2. For ( C_{cpl1} ), it must bypass ( R_E ), and its time constant, ( \tau_E = R_E \cdot C_{cpl1} ), should match the logarithmic decrement of the resonance circuit:

   \[\tau_E = \frac{2Q}{\omega} \quad \Rightarrow \quad C_{cpl1} = \frac{2Q}{\omega \cdot R_E}\]

Substituting the design parameters (( Q = 10 ), ( \omega = 2\pi \cdot 5.4 \cdot 10^9 )), the value of ( C_{cpl1} ) is:

\[C_{cpl1} = \frac{2 \cdot 10}{2\pi \cdot 5.4 \cdot 10^9} \approx 1.96 \, \text{pF}\]

The final selected values for ( C_{cpl2} ) and ( C_{cpl1} ) are 1 pF and 2 pF, respectively.

Decoupling Results

Before Adjustment

The initial design exhibited instability, leading to undesired oscillations.

---

After Adjustment

After refining the decoupling capacitors, the circuit achieved balanced stability, eliminating one sided oscilation.

Biasing

A high-efficiency Class C biasing scheme was chosen to ensure minimal power consumption while maintaining stable oscillation. The selected biasing current was 5mA, which provided an optimal trade-off between gain and efficiency.

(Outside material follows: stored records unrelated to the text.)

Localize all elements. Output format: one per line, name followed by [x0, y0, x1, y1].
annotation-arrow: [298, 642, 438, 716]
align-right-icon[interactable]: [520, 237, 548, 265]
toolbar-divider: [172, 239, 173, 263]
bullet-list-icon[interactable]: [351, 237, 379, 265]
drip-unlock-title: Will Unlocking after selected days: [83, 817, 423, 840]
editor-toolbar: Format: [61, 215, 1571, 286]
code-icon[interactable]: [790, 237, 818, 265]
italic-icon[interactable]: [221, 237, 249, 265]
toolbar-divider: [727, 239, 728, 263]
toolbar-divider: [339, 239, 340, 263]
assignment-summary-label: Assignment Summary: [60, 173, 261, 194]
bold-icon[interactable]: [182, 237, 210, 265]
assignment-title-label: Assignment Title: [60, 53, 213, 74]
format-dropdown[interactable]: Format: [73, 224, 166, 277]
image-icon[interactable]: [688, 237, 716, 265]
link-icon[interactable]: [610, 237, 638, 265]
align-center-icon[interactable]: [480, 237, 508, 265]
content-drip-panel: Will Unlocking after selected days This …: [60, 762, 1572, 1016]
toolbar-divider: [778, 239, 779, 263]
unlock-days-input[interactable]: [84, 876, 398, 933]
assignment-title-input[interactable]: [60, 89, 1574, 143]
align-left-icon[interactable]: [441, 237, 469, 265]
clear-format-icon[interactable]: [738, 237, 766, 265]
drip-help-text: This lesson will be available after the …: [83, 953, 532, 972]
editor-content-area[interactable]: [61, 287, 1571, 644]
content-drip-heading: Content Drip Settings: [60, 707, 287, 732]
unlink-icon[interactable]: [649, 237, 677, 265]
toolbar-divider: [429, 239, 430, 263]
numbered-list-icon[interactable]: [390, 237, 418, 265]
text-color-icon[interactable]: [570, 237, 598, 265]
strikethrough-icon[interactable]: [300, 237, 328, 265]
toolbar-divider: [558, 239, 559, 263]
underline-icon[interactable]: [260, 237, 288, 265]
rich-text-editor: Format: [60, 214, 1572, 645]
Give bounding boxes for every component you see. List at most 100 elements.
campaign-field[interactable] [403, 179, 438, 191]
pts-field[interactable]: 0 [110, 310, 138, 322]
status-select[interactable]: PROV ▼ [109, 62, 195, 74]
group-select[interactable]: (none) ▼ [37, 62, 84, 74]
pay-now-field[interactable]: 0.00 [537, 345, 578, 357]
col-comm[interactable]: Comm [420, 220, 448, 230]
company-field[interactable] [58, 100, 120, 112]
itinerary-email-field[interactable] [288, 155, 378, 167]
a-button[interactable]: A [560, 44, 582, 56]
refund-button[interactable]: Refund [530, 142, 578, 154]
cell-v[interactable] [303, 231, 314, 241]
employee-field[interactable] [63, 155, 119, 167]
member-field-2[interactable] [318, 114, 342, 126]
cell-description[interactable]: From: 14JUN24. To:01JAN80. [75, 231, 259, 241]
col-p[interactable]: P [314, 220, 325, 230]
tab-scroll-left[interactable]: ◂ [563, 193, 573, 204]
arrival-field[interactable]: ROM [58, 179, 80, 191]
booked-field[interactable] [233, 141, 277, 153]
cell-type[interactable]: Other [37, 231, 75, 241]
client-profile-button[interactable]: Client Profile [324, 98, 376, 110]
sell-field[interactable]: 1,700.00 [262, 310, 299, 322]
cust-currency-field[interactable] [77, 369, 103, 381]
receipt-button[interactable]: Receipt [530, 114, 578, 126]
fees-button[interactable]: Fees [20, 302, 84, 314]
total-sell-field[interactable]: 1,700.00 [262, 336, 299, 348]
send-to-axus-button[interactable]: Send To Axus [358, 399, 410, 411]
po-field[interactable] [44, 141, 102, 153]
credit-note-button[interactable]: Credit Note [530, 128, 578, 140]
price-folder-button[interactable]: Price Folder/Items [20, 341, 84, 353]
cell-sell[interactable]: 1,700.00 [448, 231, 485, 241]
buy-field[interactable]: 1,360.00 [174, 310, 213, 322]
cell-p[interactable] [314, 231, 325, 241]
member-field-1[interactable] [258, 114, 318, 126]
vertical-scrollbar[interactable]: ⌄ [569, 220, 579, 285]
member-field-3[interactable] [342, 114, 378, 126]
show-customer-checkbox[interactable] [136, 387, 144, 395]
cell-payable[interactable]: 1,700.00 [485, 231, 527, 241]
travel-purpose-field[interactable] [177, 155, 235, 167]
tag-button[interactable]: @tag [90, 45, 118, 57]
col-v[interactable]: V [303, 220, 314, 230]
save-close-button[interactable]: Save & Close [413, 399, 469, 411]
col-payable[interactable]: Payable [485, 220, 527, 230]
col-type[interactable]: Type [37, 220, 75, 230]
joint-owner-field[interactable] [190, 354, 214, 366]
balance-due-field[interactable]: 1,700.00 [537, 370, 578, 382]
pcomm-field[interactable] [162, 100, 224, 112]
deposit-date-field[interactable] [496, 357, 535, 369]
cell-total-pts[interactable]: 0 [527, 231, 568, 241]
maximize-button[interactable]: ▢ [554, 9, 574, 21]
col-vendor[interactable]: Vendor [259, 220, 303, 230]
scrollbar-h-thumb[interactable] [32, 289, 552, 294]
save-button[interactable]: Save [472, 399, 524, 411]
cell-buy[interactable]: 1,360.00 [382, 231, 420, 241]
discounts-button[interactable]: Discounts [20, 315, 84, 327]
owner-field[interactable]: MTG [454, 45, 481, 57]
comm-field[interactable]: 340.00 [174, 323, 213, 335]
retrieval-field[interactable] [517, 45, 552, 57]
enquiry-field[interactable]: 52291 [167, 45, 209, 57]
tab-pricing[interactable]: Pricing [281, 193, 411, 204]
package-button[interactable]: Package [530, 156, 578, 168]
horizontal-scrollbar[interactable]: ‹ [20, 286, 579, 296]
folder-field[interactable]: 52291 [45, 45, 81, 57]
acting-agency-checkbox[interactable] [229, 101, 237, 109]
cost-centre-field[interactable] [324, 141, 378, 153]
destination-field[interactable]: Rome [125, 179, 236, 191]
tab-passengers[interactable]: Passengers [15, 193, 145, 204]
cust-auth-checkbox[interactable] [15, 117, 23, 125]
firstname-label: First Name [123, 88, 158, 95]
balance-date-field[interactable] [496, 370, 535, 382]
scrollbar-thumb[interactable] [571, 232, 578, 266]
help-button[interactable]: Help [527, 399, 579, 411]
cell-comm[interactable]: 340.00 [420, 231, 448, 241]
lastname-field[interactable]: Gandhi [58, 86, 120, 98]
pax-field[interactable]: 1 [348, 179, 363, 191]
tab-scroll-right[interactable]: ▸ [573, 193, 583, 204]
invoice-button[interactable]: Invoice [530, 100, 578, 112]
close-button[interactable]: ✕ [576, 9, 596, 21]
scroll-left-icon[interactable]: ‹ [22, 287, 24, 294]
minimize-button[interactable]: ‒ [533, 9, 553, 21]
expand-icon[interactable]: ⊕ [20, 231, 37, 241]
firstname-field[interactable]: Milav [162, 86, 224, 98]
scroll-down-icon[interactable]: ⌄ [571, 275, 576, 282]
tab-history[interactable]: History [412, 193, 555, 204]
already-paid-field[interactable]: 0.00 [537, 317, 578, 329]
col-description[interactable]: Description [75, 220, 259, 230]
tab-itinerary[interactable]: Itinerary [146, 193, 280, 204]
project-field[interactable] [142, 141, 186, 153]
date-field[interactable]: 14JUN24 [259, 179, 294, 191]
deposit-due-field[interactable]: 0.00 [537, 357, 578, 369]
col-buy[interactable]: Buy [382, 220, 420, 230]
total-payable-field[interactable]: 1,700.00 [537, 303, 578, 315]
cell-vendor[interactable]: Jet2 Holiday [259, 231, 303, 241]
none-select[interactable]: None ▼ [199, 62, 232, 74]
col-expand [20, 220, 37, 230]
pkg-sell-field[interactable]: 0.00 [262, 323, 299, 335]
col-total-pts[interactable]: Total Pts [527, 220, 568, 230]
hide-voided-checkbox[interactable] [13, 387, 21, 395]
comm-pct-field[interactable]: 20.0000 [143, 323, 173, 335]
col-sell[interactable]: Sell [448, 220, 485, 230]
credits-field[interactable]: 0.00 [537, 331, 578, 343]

Using: \begin{align} R_e = \frac{V_{cc} - V_{ce}}{I_c(1 + \frac{1}{h_{FE}})}\end{align}

I determined R_e = 300Ω and R_1 = 1.7kΩ through analytical calculations and simulation verification.

Simulation and Testing

Transient Simulation

The design was simulated in Keysight ADS, verifying the following:

• Oscillation frequency: ~5GHz (slightly lower than the 5.4GHz target due to parasitics).
• Output voltage swing: 2Vpp, exceeding the minimum 1.5Vpp requirement.
• Stability: Rapid stabilization within 4ns.

Efficiency Analysis

Using Fourier analysis and Bessel functions, the conduction angle θ was found to be 95°, leading to an estimated efficiency >90%.

Conclusion

The 5.4GHz Colpitts oscillator achieved: ✅ Stable oscillation with low power consumption
✅ High output voltage (~2Vpp)
✅ Efficiency exceeding 90%
❌ Frequency needs further investigation

Minor frequency deviations were attributed to parasitic capacitances, suggesting future iterations could incorporate tuning capacitors for fine adjustments. This design successfully met its performance targets and demonstrated key RF design principles in practical implementation.